Жаль, эта встреча выглядела очень смешной, нелепо будет рассказывать кому-нибудь о ней… Как передать загадочное ощущение, что их самые обычные слова содержат и какой-то второй, важный смысл? Как объяснить, что он не задумывался, что скажет, что сделает? Произнес ли Матей только что: „Если вас интересует плата…" Или выдумал это? Хотел ли он в действительности узнать, в состоянии ли человечек платить за дом? Он не уверен, что услышал ответ: „Нет… нет… плата меня не интересует…" А вот вечернее отражение в оконном стекле так приятно, что может и погубить странника или вызвать астматический приступ… К хорошему, продолжал человечек, легко не привыкнешь, и вообще, это место выглядит как-то особенно.
Отражение в окне? Невыносимо красивое, действительно, светло-красное отражение… Светлое струилось наружу, к ним, а красное оставалось внутри… Да, Матей увидел, как красное разгуливает по комнате… Кого искало оно понапрасну?
– Какое переплетение чистого света с красным, – снова заговорил человечек, – нам, бедным душам, нелегко…

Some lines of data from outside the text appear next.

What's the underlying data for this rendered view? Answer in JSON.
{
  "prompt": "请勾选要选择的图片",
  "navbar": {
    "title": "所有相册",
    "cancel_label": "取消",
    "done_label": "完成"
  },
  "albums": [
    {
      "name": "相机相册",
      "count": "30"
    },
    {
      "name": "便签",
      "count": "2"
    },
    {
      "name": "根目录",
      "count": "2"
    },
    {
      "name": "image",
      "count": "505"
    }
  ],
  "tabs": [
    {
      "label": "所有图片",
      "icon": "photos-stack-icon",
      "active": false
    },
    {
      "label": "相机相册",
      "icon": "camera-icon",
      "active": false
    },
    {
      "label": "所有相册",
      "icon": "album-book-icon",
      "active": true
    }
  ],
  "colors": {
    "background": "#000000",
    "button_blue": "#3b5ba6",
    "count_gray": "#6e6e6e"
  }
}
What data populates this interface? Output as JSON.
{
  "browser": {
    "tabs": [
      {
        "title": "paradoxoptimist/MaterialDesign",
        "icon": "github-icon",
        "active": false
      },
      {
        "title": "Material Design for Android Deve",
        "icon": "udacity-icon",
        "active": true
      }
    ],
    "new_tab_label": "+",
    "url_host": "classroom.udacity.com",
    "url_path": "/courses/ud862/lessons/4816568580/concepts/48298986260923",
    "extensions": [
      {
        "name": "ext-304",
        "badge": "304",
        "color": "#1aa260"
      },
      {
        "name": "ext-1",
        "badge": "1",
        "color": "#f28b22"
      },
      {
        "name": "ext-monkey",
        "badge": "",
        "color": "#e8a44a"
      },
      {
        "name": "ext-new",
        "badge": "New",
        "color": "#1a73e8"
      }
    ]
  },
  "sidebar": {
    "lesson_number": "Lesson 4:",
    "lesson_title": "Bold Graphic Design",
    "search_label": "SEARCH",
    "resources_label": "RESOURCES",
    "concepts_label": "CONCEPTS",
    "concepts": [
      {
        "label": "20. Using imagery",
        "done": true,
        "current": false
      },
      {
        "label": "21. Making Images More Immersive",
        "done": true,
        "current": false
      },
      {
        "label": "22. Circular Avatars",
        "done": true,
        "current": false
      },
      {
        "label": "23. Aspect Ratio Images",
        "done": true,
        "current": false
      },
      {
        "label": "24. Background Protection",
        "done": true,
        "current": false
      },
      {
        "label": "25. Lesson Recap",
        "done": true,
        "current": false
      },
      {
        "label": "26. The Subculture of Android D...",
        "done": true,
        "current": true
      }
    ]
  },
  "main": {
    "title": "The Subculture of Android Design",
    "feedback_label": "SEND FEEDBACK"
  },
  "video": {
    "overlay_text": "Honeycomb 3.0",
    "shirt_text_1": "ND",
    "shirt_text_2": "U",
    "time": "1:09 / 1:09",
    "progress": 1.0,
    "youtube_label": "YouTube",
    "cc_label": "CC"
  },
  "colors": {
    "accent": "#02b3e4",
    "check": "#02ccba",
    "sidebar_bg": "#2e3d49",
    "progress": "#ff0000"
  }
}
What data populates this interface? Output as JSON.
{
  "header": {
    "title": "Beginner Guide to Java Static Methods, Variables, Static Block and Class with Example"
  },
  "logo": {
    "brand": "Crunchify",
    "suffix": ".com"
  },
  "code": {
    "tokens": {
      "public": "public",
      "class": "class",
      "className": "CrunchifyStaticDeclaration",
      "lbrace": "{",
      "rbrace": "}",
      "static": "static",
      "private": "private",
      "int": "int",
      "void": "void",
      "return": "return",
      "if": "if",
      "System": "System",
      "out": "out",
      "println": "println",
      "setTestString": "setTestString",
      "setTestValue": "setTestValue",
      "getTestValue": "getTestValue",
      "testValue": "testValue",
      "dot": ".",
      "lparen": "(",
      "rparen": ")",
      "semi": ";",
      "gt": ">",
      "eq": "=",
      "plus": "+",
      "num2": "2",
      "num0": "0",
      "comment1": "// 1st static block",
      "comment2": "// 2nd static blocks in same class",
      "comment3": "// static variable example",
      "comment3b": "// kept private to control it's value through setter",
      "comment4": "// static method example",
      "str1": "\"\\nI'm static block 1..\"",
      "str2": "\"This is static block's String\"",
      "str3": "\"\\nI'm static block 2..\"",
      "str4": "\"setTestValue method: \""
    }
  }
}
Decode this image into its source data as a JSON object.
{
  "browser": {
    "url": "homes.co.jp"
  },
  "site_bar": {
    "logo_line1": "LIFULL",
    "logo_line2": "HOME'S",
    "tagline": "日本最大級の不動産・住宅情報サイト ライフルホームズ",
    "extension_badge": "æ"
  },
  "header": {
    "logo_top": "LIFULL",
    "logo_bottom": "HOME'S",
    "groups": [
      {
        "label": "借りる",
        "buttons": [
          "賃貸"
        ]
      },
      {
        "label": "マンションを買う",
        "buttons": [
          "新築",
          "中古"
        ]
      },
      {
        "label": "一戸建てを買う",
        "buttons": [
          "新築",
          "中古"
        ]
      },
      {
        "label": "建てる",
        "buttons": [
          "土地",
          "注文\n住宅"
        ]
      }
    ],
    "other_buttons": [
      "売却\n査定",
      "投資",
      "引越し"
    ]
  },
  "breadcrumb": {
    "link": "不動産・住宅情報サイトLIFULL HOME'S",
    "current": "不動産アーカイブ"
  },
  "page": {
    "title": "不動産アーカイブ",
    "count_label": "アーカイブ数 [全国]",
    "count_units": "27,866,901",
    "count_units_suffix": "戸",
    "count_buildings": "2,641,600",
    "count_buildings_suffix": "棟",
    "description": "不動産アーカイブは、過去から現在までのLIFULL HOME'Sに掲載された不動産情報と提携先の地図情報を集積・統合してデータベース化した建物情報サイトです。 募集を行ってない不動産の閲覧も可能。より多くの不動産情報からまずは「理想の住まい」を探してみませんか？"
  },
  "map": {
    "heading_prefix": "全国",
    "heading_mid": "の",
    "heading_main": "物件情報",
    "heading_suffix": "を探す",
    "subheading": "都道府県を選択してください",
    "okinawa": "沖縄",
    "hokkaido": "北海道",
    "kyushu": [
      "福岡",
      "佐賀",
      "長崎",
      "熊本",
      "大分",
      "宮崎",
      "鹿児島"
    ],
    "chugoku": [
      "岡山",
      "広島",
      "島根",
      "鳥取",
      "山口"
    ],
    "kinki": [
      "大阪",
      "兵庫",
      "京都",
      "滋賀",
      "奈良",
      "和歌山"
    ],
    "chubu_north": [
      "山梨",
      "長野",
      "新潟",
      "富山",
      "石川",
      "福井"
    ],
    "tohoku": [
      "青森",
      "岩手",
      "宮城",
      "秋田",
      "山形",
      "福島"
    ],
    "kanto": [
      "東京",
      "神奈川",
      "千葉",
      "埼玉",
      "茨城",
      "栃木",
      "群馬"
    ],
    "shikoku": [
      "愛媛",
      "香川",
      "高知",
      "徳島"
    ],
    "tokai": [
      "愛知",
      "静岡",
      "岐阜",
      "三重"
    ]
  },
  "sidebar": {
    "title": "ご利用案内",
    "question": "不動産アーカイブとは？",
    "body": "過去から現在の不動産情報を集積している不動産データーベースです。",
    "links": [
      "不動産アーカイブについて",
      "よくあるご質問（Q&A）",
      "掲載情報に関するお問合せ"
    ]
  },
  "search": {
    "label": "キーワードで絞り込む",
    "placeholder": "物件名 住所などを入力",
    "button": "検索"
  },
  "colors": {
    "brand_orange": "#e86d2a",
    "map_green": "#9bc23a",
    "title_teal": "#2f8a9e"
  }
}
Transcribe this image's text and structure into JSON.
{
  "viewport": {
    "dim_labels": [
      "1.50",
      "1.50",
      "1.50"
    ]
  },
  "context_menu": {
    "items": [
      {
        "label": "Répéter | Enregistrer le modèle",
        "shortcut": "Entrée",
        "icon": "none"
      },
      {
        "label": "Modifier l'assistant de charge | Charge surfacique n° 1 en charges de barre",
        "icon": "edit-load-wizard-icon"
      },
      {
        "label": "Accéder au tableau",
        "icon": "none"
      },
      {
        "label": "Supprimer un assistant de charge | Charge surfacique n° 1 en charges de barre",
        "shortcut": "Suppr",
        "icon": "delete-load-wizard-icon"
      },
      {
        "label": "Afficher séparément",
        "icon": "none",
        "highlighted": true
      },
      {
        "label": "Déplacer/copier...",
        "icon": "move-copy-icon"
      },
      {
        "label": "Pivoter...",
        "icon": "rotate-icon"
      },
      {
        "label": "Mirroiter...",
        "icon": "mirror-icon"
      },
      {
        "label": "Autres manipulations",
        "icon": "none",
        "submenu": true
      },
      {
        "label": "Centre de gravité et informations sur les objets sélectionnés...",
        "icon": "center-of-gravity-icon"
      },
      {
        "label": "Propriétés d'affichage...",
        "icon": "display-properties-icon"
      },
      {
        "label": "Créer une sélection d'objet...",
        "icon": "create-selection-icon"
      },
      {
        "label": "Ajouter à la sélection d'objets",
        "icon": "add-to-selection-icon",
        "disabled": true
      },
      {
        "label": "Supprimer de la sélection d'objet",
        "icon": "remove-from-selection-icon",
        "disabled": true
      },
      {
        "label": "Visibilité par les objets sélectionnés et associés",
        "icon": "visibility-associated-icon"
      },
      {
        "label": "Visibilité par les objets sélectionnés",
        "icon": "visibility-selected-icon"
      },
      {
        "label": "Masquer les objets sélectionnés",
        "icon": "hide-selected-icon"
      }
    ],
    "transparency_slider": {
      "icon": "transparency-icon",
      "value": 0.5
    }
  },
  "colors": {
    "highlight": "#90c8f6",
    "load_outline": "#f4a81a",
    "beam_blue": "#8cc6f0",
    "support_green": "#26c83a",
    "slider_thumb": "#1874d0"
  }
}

„Ага, – сказал себе Матей, почти пораженный, – ага, ага…" Знаем мы эту прозорливость неуравновешенных и экзальтированных! И на каком основании обвиняет меня Стефан в религиозности? Рискуя уподобиться ему, разве я не могу сказать, что сам напал на след религиозности, причем в ее чистом виде? Мне так это знакомо – мучают людей неясными разговорами на улицах и в трамваях, выставляют их ограниченными, нечувствительными. И зачем теребят их? Но так уж повелось издавна, раз уж где-то находят себе приют самые уязвимые…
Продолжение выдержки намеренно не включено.